Nous sommes intervenus en 1847, sous notre responsabilité personnelle, pour prévenir, par le travail, la faim et l’émeute dans la ville de Gand : nous avons eu le bonheur d’y réussir. Cet acte, que l’on produit aujourd’hui comme une révélation contre nous, nous en avons sponta nément revendiqué l'honneur dans un document inséré au Moniteur du 0 août 1847. (Voir l'annexe n°1.)
Le prix le plus élevé des céréales correspond au mois de mai de cette année. (Annexe n° II).
La crise des subsistances s'était aggravée par sa durée même, de vives inquiétudes existaient sur le sort de la récolte future. Les souffrances des classes laborieuses étaient aggravées par le marasme ou par la stagnation du travail.

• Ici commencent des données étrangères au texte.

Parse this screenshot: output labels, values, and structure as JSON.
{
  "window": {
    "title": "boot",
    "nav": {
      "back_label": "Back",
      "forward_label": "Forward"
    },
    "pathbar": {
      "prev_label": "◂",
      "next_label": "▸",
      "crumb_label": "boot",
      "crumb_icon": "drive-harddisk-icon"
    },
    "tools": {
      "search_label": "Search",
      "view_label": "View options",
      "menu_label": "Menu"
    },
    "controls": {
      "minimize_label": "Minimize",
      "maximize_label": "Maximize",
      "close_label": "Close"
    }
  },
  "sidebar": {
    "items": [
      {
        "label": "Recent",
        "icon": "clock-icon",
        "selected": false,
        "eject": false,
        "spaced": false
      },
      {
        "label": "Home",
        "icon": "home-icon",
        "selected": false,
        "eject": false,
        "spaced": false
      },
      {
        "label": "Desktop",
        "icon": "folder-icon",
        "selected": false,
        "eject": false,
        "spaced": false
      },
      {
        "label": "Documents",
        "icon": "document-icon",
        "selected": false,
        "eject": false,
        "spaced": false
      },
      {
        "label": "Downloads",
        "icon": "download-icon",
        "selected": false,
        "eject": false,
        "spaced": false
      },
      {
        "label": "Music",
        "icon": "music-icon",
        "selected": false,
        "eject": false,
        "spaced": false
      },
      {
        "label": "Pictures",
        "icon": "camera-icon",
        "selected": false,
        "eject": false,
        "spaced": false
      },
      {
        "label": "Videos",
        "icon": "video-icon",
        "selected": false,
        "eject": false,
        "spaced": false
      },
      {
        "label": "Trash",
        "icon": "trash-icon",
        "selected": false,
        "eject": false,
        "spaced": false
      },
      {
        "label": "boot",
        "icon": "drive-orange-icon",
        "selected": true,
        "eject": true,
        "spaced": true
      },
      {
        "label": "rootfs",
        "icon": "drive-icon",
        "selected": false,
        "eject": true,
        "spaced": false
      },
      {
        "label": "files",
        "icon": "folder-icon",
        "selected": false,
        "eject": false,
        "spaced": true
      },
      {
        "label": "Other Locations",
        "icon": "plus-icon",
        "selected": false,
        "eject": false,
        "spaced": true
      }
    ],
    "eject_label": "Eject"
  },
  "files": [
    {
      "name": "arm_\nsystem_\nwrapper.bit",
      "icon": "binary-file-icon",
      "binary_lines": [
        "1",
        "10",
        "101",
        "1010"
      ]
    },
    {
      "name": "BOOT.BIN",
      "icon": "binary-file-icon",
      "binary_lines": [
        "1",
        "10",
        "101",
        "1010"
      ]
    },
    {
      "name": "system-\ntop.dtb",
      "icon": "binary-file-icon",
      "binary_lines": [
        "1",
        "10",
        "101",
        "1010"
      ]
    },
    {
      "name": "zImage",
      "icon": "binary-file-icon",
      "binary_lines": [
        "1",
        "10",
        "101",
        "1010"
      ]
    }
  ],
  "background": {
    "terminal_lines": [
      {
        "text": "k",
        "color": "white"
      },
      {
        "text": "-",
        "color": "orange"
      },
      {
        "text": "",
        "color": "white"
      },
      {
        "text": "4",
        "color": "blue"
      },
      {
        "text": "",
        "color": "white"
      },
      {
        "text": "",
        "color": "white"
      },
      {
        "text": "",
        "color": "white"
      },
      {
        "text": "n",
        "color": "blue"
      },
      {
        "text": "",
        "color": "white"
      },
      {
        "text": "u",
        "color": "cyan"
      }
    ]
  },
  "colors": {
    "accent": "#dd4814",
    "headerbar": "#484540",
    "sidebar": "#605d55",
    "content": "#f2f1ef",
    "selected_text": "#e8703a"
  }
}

Les pièces ci-jointes, sous les n° III à VI, jettent quelque lumière sur la situation de la ville de Gand à cette époque calamiteuse. L'honorable bourgmestre de Gand, dans un rapport confidentiel, exprimait, le 20 mai, l'espoir qu'une députation partie la veille pour Bruxelles rapporterait des nouvelles rassurantes, et que le travail pourrait continuer dans les fabriques. Si le contraire avait lieu, disait-il, nous aurions à craindre les plus grands désastres. Le 22 mai, il signalait l'imminence de nouveaux désordres, et considérait la ville comme menacée en quelque sorte d'une invasion.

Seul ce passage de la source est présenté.